Camille Desmoulins poursuivait ainsi cette grande énumération des suspects, et traçait un horrible tableau de ce qui se passait à Paris, par ce qui s'était fait à Rome. Si la lettre de Philippeau avait excité une vive sensation, le journal de Camille Desmoulins en produisit une bien plus grande encore. Cinquante mille exemplaires de chacun de ses numéros furent vendus en quelques jours. Les provinces en demandaient en quantité; les prisonniers se les transmettaient à la dérobée, et ils lisaient avec délices, et avec un peu d'espoir, ce révolutionnaire qui leur était autrefois si odieux. Camille, sans vouloir qu'on ouvrît les prisons, ni qu'on fît rétrograder la révolution, demandait l'institution d'un comité, dit de _clémence_, qui ferait la revue des prisonniers, élargirait les citoyens enfermés sans cause suffisante, et arrêterait le sang là où il avait trop coulé.

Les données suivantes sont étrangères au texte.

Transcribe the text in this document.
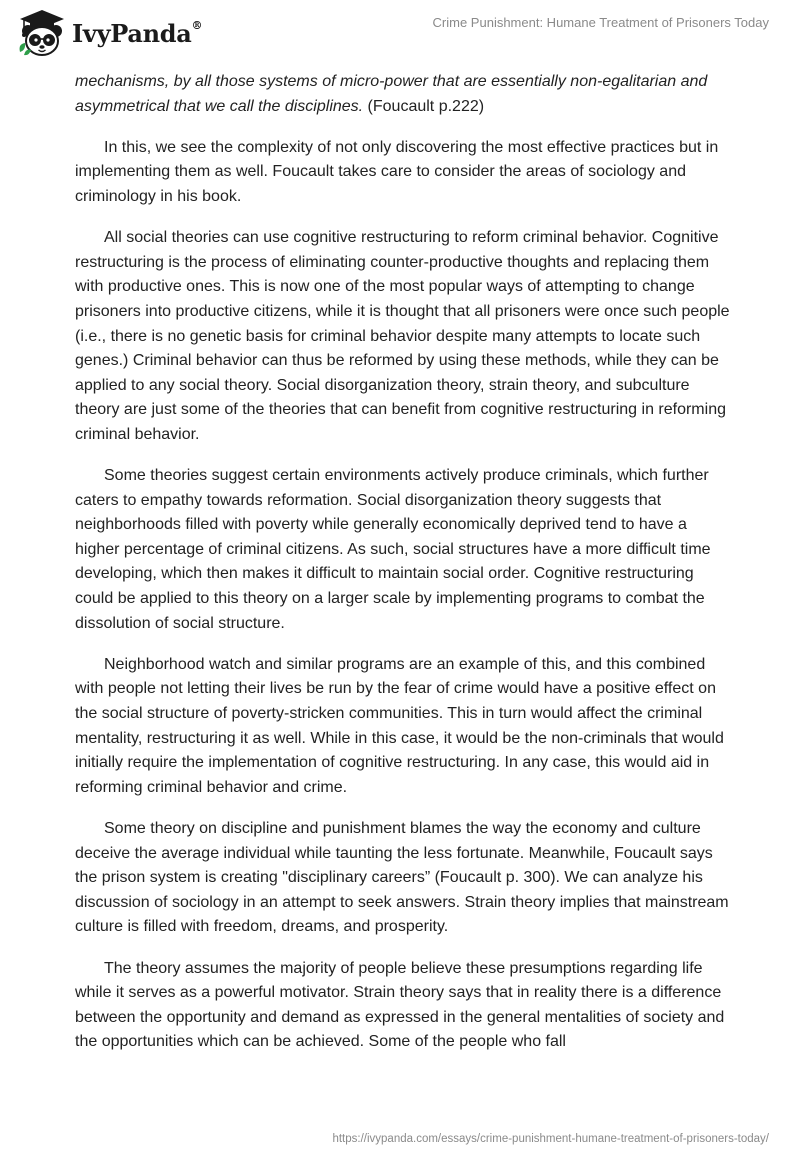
IvyPanda®	Crime Punishment: Humane Treatment of Prisoners Today

mechanisms, by all those systems of micro-power that are essentially non-egalitarian and asymmetrical that we call the disciplines. (Foucault p.222)

In this, we see the complexity of not only discovering the most effective practices but in implementing them as well. Foucault takes care to consider the areas of sociology and criminology in his book.

All social theories can use cognitive restructuring to reform criminal behavior. Cognitive restructuring is the process of eliminating counter-productive thoughts and replacing them with productive ones. This is now one of the most popular ways of attempting to change prisoners into productive citizens, while it is thought that all prisoners were once such people (i.e., there is no genetic basis for criminal behavior despite many attempts to locate such genes.) Criminal behavior can thus be reformed by using these methods, while they can be applied to any social theory. Social disorganization theory, strain theory, and subculture theory are just some of the theories that can benefit from cognitive restructuring in reforming criminal behavior.

Some theories suggest certain environments actively produce criminals, which further caters to empathy towards reformation. Social disorganization theory suggests that neighborhoods filled with poverty while generally economically deprived tend to have a higher percentage of criminal citizens. As such, social structures have a more difficult time developing, which then makes it difficult to maintain social order. Cognitive restructuring could be applied to this theory on a larger scale by implementing programs to combat the dissolution of social structure.

Neighborhood watch and similar programs are an example of this, and this combined with people not letting their lives be run by the fear of crime would have a positive effect on the social structure of poverty-stricken communities. This in turn would affect the criminal mentality, restructuring it as well. While in this case, it would be the non-criminals that would initially require the implementation of cognitive restructuring. In any case, this would aid in reforming criminal behavior and crime.

Some theory on discipline and punishment blames the way the economy and culture deceive the average individual while taunting the less fortunate. Meanwhile, Foucault says the prison system is creating "disciplinary careers” (Foucault p. 300). We can analyze his discussion of sociology in an attempt to seek answers. Strain theory implies that mainstream culture is filled with freedom, dreams, and prosperity.

The theory assumes the majority of people believe these presumptions regarding life while it serves as a powerful motivator. Strain theory says that in reality there is a difference between the opportunity and demand as expressed in the general mentalities of society and the opportunities which can be achieved. Some of the people who fall

https://ivypanda.com/essays/crime-punishment-humane-treatment-of-prisoners-today/
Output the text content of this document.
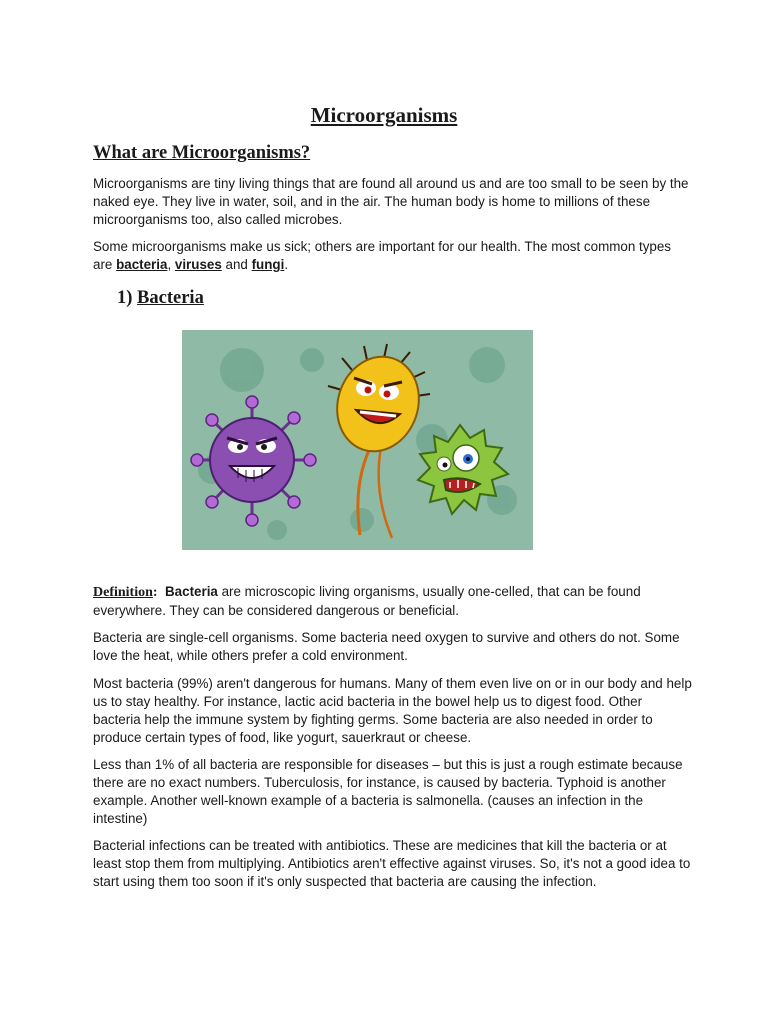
Microorganisms
What are Microorganisms?

Microorganisms are tiny living things that are found all around us and are too small to be seen by the naked eye. They live in water, soil, and in the air. The human body is home to millions of these microorganisms too, also called microbes.

Some microorganisms make us sick; others are important for our health. The most common types are bacteria, viruses and fungi.

1) Bacteria

Definition: Bacteria are microscopic living organisms, usually one-celled, that can be found everywhere. They can be considered dangerous or beneficial.

Bacteria are single-cell organisms. Some bacteria need oxygen to survive and others do not. Some love the heat, while others prefer a cold environment.

Most bacteria (99%) aren't dangerous for humans. Many of them even live on or in our body and help us to stay healthy. For instance, lactic acid bacteria in the bowel help us to digest food. Other bacteria help the immune system by fighting germs. Some bacteria are also needed in order to produce certain types of food, like yogurt, sauerkraut or cheese.

Less than 1% of all bacteria are responsible for diseases – but this is just a rough estimate because there are no exact numbers. Tuberculosis, for instance, is caused by bacteria. Typhoid is another example. Another well-known example of a bacteria is salmonella. (causes an infection in the intestine)

Bacterial infections can be treated with antibiotics. These are medicines that kill the bacteria or at least stop them from multiplying. Antibiotics aren't effective against viruses. So, it's not a good idea to start using them too soon if it's only suspected that bacteria are causing the infection.
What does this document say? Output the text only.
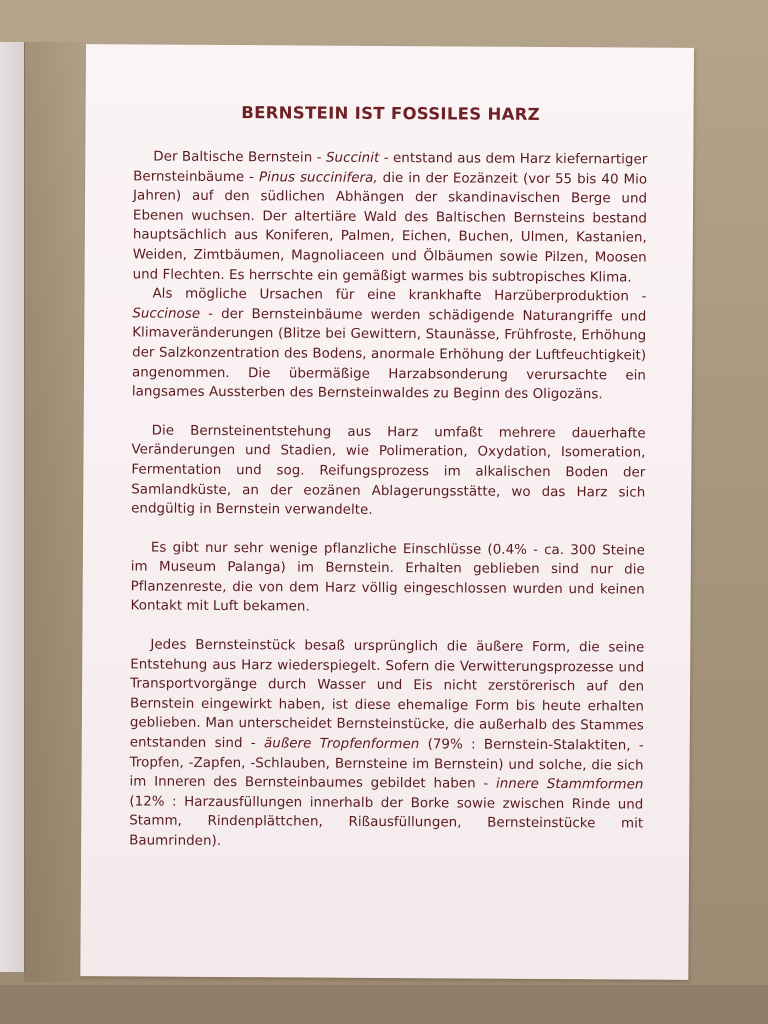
BERNSTEIN IST FOSSILES HARZ

Der Baltische Bernstein - Succinit - entstand aus dem Harz kiefernartiger Bernsteinbäume - Pinus succinifera, die in der Eozänzeit (vor 55 bis 40 Mio Jahren) auf den südlichen Abhängen der skandinavischen Berge und Ebenen wuchsen. Der altertiäre Wald des Baltischen Bernsteins bestand hauptsächlich aus Koniferen, Palmen, Eichen, Buchen, Ulmen, Kastanien, Weiden, Zimtbäumen, Magnoliaceen und Ölbäumen sowie Pilzen, Moosen und Flechten. Es herrschte ein gemäßigt warmes bis subtropisches Klima.

Als mögliche Ursachen für eine krankhafte Harzüberproduktion - Succinose - der Bernsteinbäume werden schädigende Naturangriffe und Klimaveränderungen (Blitze bei Gewittern, Staunässe, Frühfroste, Erhöhung der Salzkonzentration des Bodens, anormale Erhöhung der Luftfeuchtigkeit) angenommen. Die übermäßige Harzabsonderung verursachte ein langsames Aussterben des Bernsteinwaldes zu Beginn des Oligozäns.

Die Bernsteinentstehung aus Harz umfaßt mehrere dauerhafte Veränderungen und Stadien, wie Polimeration, Oxydation, Isomeration, Fermentation und sog. Reifungsprozess im alkalischen Boden der Samlandküste, an der eozänen Ablagerungsstätte, wo das Harz sich endgültig in Bernstein verwandelte.

Es gibt nur sehr wenige pflanzliche Einschlüsse (0.4% - ca. 300 Steine im Museum Palanga) im Bernstein. Erhalten geblieben sind nur die Pflanzenreste, die von dem Harz völlig eingeschlossen wurden und keinen Kontakt mit Luft bekamen.

Jedes Bernsteinstück besaß ursprünglich die äußere Form, die seine Entstehung aus Harz wiederspiegelt. Sofern die Verwitterungsprozesse und Transportvorgänge durch Wasser und Eis nicht zerstörerisch auf den Bernstein eingewirkt haben, ist diese ehemalige Form bis heute erhalten geblieben. Man unterscheidet Bernsteinstücke, die außerhalb des Stammes entstanden sind - äußere Tropfenformen (79% : Bernstein-Stalaktiten, -Tropfen, -Zapfen, -Schlauben, Bernsteine im Bernstein) und solche, die sich im Inneren des Bernsteinbaumes gebildet haben - innere Stammformen (12% : Harzausfüllungen innerhalb der Borke sowie zwischen Rinde und Stamm, Rindenplättchen, Rißausfüllungen, Bernsteinstücke mit Baumrinden).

Les écrits de Philippeau et de Desmoulins irritèrent au plus haut degré les révolutionnaires zélés, et furent improuvés aux Jacobins. Hébert les y dénonça avec fureur; il proposa même de radier les auteurs de la liste de la société. Il signala en outre, comme complices de Camille Desmoulins et de Philippeau, Bourdon de l'Oise et Fabre-d'Églantine. On a vu que Bourdon de l'Oise avait voulu, de concert avec Goupilleau, destituer Rossignol; il s'était brouillé depuis avec l'état-major de Saumur, et n'avait cessé dans la convention de s'élever contre le parti Ronsin. C'est ce qui le faisait associer à Philippeau. Fabre était accusé d'avoir pris part à l'affaire du faux décret, et on était disposé à le croire, quoiqu'il eût été justifié par Chabot. Sentant sa position périlleuse, et ayant tout à craindre d'un système de sévérité trop grande, il avait deux ou trois fois parlé pour le système de l'indulgence, s'était entièrement brouillé avec les ultra-révolutionnaires, et avait été traité d'intrigant par le père Duchesne. Les jacobins, sans adopter les violentes propositions d'Hébert, décidèrent que Philippeau, Camille Desmoulins, Bourdon de l'Oise et Fabre-d'Églantine, viendraient à la barre de la société, donner des explications sur leurs écrits, et sur leurs discours dans la convention.